Siblings Maddie, left, Greyson and Jakob Torres, with their foster pup, Benny.

(Heidi Torres)

Foster and rescue stories come from near and far. Bridges adopted the dog she named Ruby from the streets of Little Talpe, Sri Lanka, where lockdown rules only allowed residents of the seaside town to go shopping every three days. She was locked up in Talpe with her boyfriend waiting to start a hiking business.

“I couldn’t imagine this without her,” Bridges said in an email, adding that Ruby was initially covered in fleas and ticks. “She keeps me mentally and physically occupied through everything, and I couldn’t be happier that she fell into our hands.”

In Chicago, dental student Jenna Kirk took advantage of an extended spring break to bring home Honey, a 5-pound poodle puppy with eyes like a Christmas toy.

“I have all day to spend with her now,” Kirk, 29, said. “I can fit her schedule and she can fit mine.”

Sandra Sempowicz and her dog, Bob Dylan

Sandra Sempowicz and her new pal, Bob Dylan.

(Sandra Sempowicz)

For Sandra Sempowicz, who recently lost her husband of 36 years, having her recently adopted dog, Bob Dylan, to comfort her during quarantine has been a salvation.

“One day we took five walks,” said Sempowicz, who also lives in Chicago.

The growing interest in pets could hardly come at a better time; March is usually the season for kittens and puppies, when the birth rate among strays skyrockets. Pundits say the season is a little behind this year, although they admit their ability to get a count has been hampered by the pandemic.

The later the season starts, the bigger the boom, Hagerman said, which could set the stage for an even more robust — and troubled — season in a year, especially for kittens. Rescue operations such as Kitten Rescue are also worried about the long-term implications of the economic downturn and how it will affect the donations and grants that support them.

Cristin Tamburo Coll at CatCafe, where she works on feline behavior.

Cristin Tamburo Coll at CatCafe, where she works on feline behavior.

(CatCafe Lounge)

With so many organizations involved, the procedure for moving an animal into a home varies, but generally the flow goes like this:

Shelters, often public establishments, take in stray and abandoned animals. In some municipalities, animals may optionally be euthanized, but the City of Los Angeles has a no-slaughter policy, even though that means some animals often have to be put down.

Animals that are not adopted directly from a shelter are sometimes taken by rescue organizations, often small private non-profit organizations, who place them with volunteers or with those who have been approved to adopt.

During these transfers, organizations are now taking steps to limit human-to-human contact and allow for social distancing, using dog and cat crates and conducting exchanges outside of facilities when possible.

The fostering or adoption process is not always smooth.
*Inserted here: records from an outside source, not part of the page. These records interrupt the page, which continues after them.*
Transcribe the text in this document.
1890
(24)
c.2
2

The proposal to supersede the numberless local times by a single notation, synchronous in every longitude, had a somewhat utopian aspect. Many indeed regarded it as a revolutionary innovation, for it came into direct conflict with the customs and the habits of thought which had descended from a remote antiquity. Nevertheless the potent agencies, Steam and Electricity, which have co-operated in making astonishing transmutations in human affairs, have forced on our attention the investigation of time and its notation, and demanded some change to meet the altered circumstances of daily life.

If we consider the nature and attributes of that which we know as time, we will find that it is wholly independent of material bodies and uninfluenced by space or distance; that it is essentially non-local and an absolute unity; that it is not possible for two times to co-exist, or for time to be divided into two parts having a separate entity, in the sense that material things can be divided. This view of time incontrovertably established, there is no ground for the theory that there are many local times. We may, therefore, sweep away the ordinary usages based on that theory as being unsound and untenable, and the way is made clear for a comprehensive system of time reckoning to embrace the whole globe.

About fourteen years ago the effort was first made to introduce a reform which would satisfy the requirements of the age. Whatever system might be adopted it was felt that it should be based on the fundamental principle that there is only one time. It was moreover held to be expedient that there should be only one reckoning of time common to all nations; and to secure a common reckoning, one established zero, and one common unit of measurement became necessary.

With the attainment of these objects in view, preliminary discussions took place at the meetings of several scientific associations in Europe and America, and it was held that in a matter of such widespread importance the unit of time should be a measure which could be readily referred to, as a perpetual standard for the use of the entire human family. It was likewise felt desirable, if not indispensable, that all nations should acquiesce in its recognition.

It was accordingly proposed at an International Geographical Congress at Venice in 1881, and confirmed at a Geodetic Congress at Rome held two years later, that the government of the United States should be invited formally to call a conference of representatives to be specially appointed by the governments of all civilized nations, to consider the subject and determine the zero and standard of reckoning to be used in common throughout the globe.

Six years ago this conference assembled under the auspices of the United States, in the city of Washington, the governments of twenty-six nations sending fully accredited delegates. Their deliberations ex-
Shelters and rescue groups strive to help future owners understand that pets need more than “just food and a litter box.”

“A lot of people don’t know, they think it’s easy,” said Cristin Tamburo Coll, a feline behavior consultant who works with CatCafe and Stray Cat Alliance. “Just like humans, cats are all very different. They need toys and something to scratch on. Believe it or not, they are bored.
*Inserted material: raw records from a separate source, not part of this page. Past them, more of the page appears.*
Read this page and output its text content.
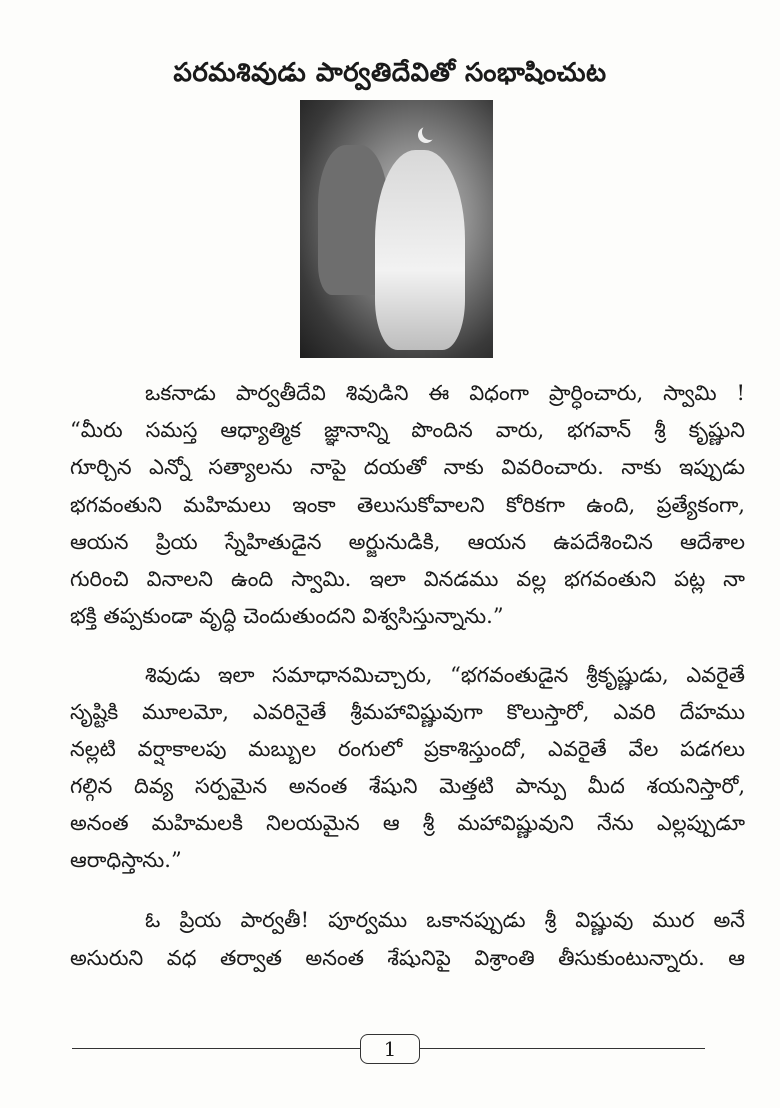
పరమశివుడు పార్వతిదేవితో సంభాషించుట
ఒకనాడు పార్వతీదేవి శివుడిని ఈ విధంగా ప్రార్ధించారు, స్వామి !
“మీరు సమస్త ఆధ్యాత్మిక జ్ఞానాన్ని పొందిన వారు, భగవాన్ శ్రీ కృష్ణుని
గూర్చిన ఎన్నో సత్యాలను నాపై దయతో నాకు వివరించారు. నాకు ఇప్పుడు
భగవంతుని మహిమలు ఇంకా తెలుసుకోవాలని కోరికగా ఉంది, ప్రత్యేకంగా,
ఆయన ప్రియ స్నేహితుడైన అర్జునుడికి, ఆయన ఉపదేశించిన ఆదేశాల
గురించి వినాలని ఉంది స్వామి. ఇలా వినడము వల్ల భగవంతుని పట్ల నా
భక్తి తప్పకుండా వృద్ధి చెందుతుందని విశ్వసిస్తున్నాను.”
శివుడు ఇలా సమాధానమిచ్చారు, “భగవంతుడైన శ్రీకృష్ణుడు, ఎవరైతే
సృష్టికి మూలమో, ఎవరినైతే శ్రీమహావిష్ణువుగా కొలుస్తారో, ఎవరి దేహము
నల్లటి వర్షాకాలపు మబ్బుల రంగులో ప్రకాశిస్తుందో, ఎవరైతే వేల పడగలు
గల్గిన దివ్య సర్పమైన అనంత శేషుని మెత్తటి పాన్పు మీద శయనిస్తారో,
అనంత మహిమలకి నిలయమైన ఆ శ్రీ మహావిష్ణువుని నేను ఎల్లప్పుడూ
ఆరాధిస్తాను.”
ఓ ప్రియ పార్వతీ! పూర్వము ఒకానప్పుడు శ్రీ విష్ణువు ముర అనే
అసురుని వధ తర్వాత అనంత శేషునిపై విశ్రాంతి తీసుకుంటున్నారు. ఆ
1
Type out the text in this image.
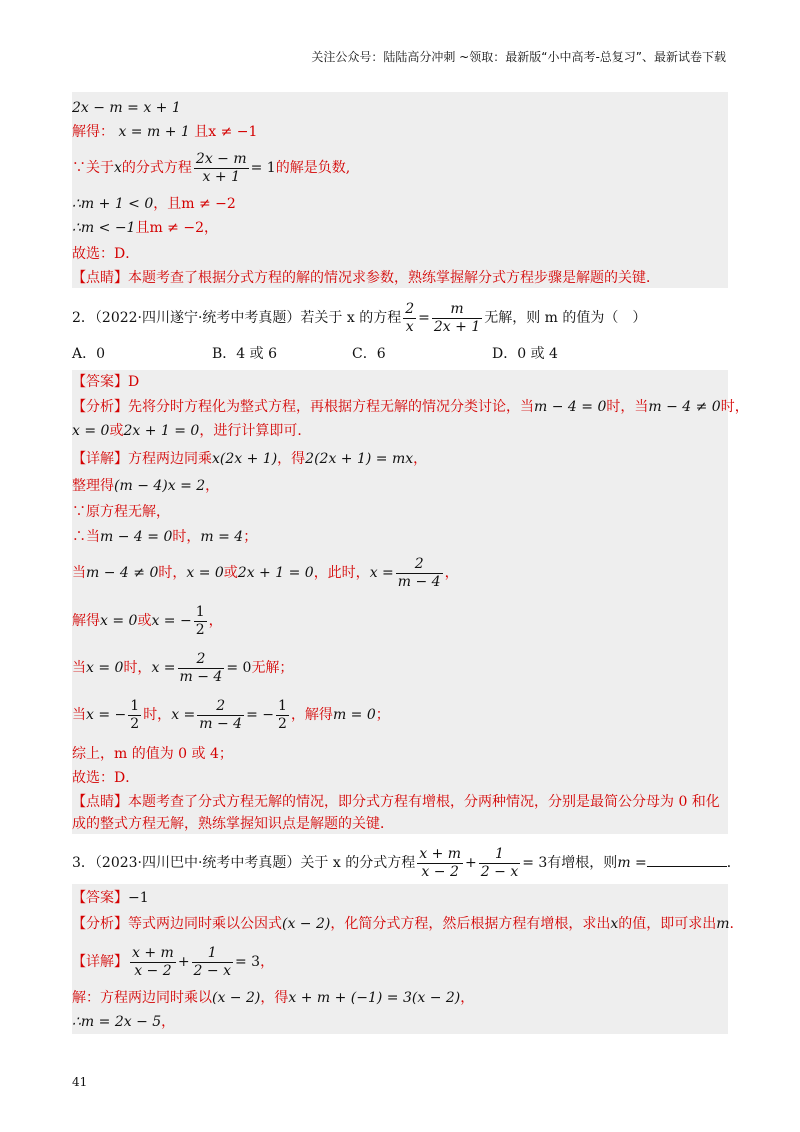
关注公众号：陆陆高分冲刺 ~领取：最新版“小中高考-总复习”、最新试卷下载
2x − m = x + 1
解得： x = m + 1 且x ≠ −1
∵关于x的分式方程 $\frac{2x - m}{x + 1} = 1$的解是负数,
∴m + 1 < 0，且m ≠ −2
∴m < −1且m ≠ −2，
故选：D．
【点睛】本题考查了根据分式方程的解的情况求参数，熟练掌握解分式方程步骤是解题的关键．
2．（2022·四川遂宁·统考中考真题）若关于 x 的方程 $\frac{2}{x} = \frac{m}{2x + 1}$ 无解，则 m 的值为（　）
A．0	B．4 或 6	C．6	D．0 或 4
【答案】D
【分析】先将分时方程化为整式方程，再根据方程无解的情况分类讨论，当m − 4 = 0时，当m − 4 ≠ 0时，
x = 0或2x + 1 = 0，进行计算即可．
【详解】方程两边同乘x(2x + 1)，得2(2x + 1) = mx，
整理得(m − 4)x = 2，
∵原方程无解，
∴当m − 4 = 0时，m = 4；
当m − 4 ≠ 0时，x = 0或2x + 1 = 0，此时，$x = \frac{2}{m - 4}$ ，
解得x = 0或x = − $\frac{1}{2}$ ，
当x = 0时，$x = \frac{2}{m - 4} = 0$无解；
当x = − $\frac{1}{2}$ 时，$x = \frac{2}{m - 4}$ = − $\frac{1}{2}$ ，解得m = 0；
综上，m 的值为 0 或 4；
故选：D．
【点睛】本题考查了分式方程无解的情况，即分式方程有增根，分两种情况，分别是最简公分母为 0 和化
成的整式方程无解，熟练掌握知识点是解题的关键．
3．（2023·四川巴中·统考中考真题）关于 x 的分式方程 $\frac{x + m}{x - 2} + \frac{1}{2 - x} = 3$有增根，则m =	．
【答案】−1
【分析】等式两边同时乘以公因式(x − 2)，化简分式方程，然后根据方程有增根，求出x的值，即可求出m.
【详解】 $\frac{x + m}{x - 2} + \frac{1}{2 - x} = 3$，
解：方程两边同时乘以(x − 2)，得x + m + (−1) = 3(x − 2)，
∴m = 2x − 5，
41
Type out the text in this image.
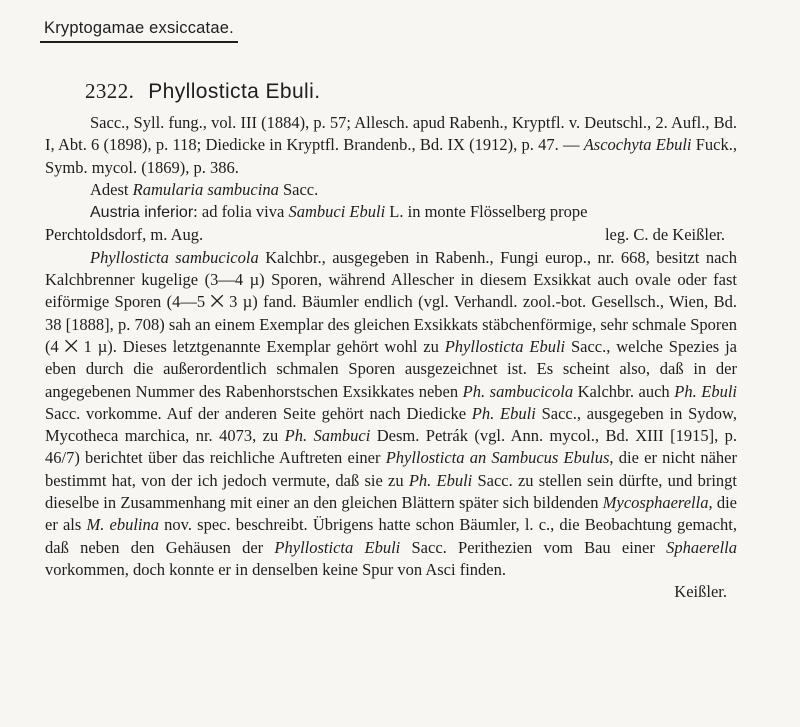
Kryptogamae exsiccatae.
2322. Phyllosticta Ebuli.
Sacc., Syll. fung., vol. III (1884), p. 57; Allesch. apud Rabenh., Kryptfl. v. Deutschl., 2. Aufl., Bd. I, Abt. 6 (1898), p. 118; Diedicke in Kryptfl. Brandenb., Bd. IX (1912), p. 47. — Ascochyta Ebuli Fuck., Symb. mycol. (1869), p. 386.
Adest Ramularia sambucina Sacc.
Austria inferior: ad folia viva Sambuci Ebuli L. in monte Flösselberg prope
Perchtoldsdorf, m. Aug.	leg. C. de Keißler.
Phyllosticta sambucicola Kalchbr., ausgegeben in Rabenh., Fungi europ., nr. 668, besitzt nach Kalchbrenner kugelige (3—4 µ) Sporen, während Allescher in diesem Exsikkat auch ovale oder fast eiförmige Sporen (4—5 ⨉ 3 µ) fand. Bäumler endlich (vgl. Verhandl. zool.-bot. Gesellsch., Wien, Bd. 38 [1888], p. 708) sah an einem Exemplar des gleichen Exsikkats stäbchenförmige, sehr schmale Sporen (4 ⨉ 1 µ). Dieses letztgenannte Exemplar gehört wohl zu Phyllosticta Ebuli Sacc., welche Spezies ja eben durch die außerordentlich schmalen Sporen ausgezeichnet ist. Es scheint also, daß in der angegebenen Nummer des Rabenhorstschen Exsikkates neben Ph. sambucicola Kalchbr. auch Ph. Ebuli Sacc. vorkomme. Auf der anderen Seite gehört nach Diedicke Ph. Ebuli Sacc., ausgegeben in Sydow, Mycotheca marchica, nr. 4073, zu Ph. Sambuci Desm. Petrák (vgl. Ann. mycol., Bd. XIII [1915], p. 46/7) berichtet über das reichliche Auftreten einer Phyllosticta an Sambucus Ebulus, die er nicht näher bestimmt hat, von der ich jedoch vermute, daß sie zu Ph. Ebuli Sacc. zu stellen sein dürfte, und bringt dieselbe in Zusammenhang mit einer an den gleichen Blättern später sich bildenden Mycosphaerella, die er als M. ebulina nov. spec. beschreibt. Übrigens hatte schon Bäumler, l. c., die Beobachtung gemacht, daß neben den Gehäusen der Phyllosticta Ebuli Sacc. Perithezien vom Bau einer Sphaerella vorkommen, doch konnte er in denselben keine Spur von Asci finden.
Keißler.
Honey, a little red poodle, was recently adopted in Chicago.

Honey, a little red poodle, was recently adopted in Chicago.

(Jenna Kirk)

Kitty Block, who heads the Humane Society of the United States, urges those considering a pet to find out about a facility’s policy on veterinary care. Many shelters and rescues provide this for free, but details should be confirmed before committing. Many also provide food, treats and even toys and loan boxes to host families, Block said, but this varies and should also be discussed in advance.
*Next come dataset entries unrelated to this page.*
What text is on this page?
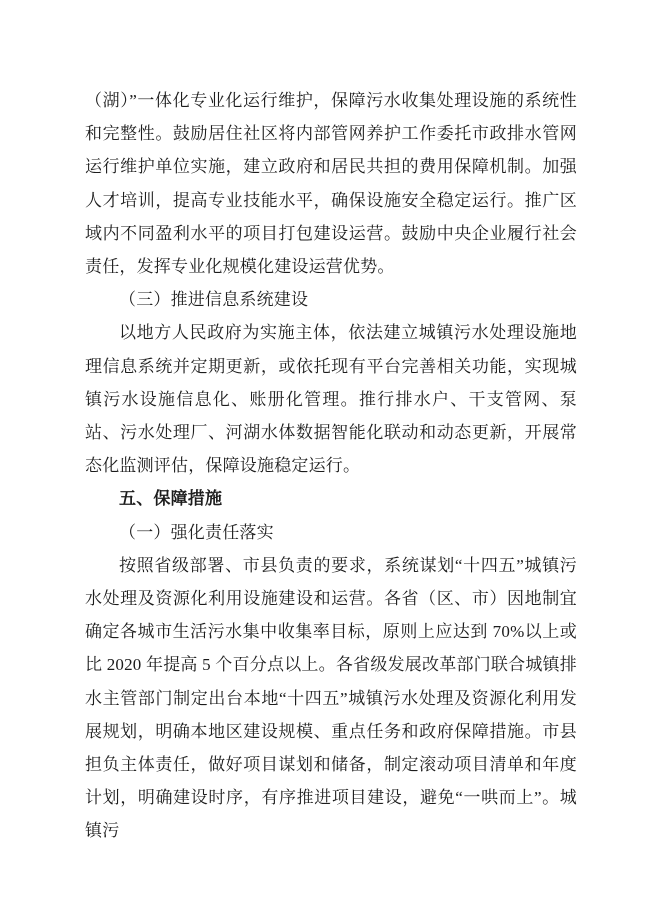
（湖）”一体化专业化运行维护，保障污水收集处理设施的系统性和完整性。鼓励居住社区将内部管网养护工作委托市政排水管网运行维护单位实施，建立政府和居民共担的费用保障机制。加强人才培训，提高专业技能水平，确保设施安全稳定运行。推广区域内不同盈利水平的项目打包建设运营。鼓励中央企业履行社会责任，发挥专业化规模化建设运营优势。

（三）推进信息系统建设

以地方人民政府为实施主体，依法建立城镇污水处理设施地理信息系统并定期更新，或依托现有平台完善相关功能，实现城镇污水设施信息化、账册化管理。推行排水户、干支管网、泵站、污水处理厂、河湖水体数据智能化联动和动态更新，开展常态化监测评估，保障设施稳定运行。

五、保障措施

（一）强化责任落实

按照省级部署、市县负责的要求，系统谋划“十四五”城镇污水处理及资源化利用设施建设和运营。各省（区、市）因地制宜确定各城市生活污水集中收集率目标，原则上应达到 70%以上或比 2020 年提高 5 个百分点以上。各省级发展改革部门联合城镇排水主管部门制定出台本地“十四五”城镇污水处理及资源化利用发展规划，明确本地区建设规模、重点任务和政府保障措施。市县担负主体责任，做好项目谋划和储备，制定滚动项目清单和年度计划，明确建设时序，有序推进项目建设，避免“一哄而上”。城镇污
And experts want to remind anyone looking at a pet that even if we stay home, if restrictions ease in the future and people return to work and school, animals will continue to live. need attention and care.

For now, new pet parents say they are grateful for the companionship and all the intangibles that a dog or cat brings to their life.

“I just think of this phrase, ‘A house is not a house without a dog,'” says Ishii-Danganan, who found Sky through the Watts Project, a very active South Los Angeles rescue group. “I’m happy to cheer on and save a life.”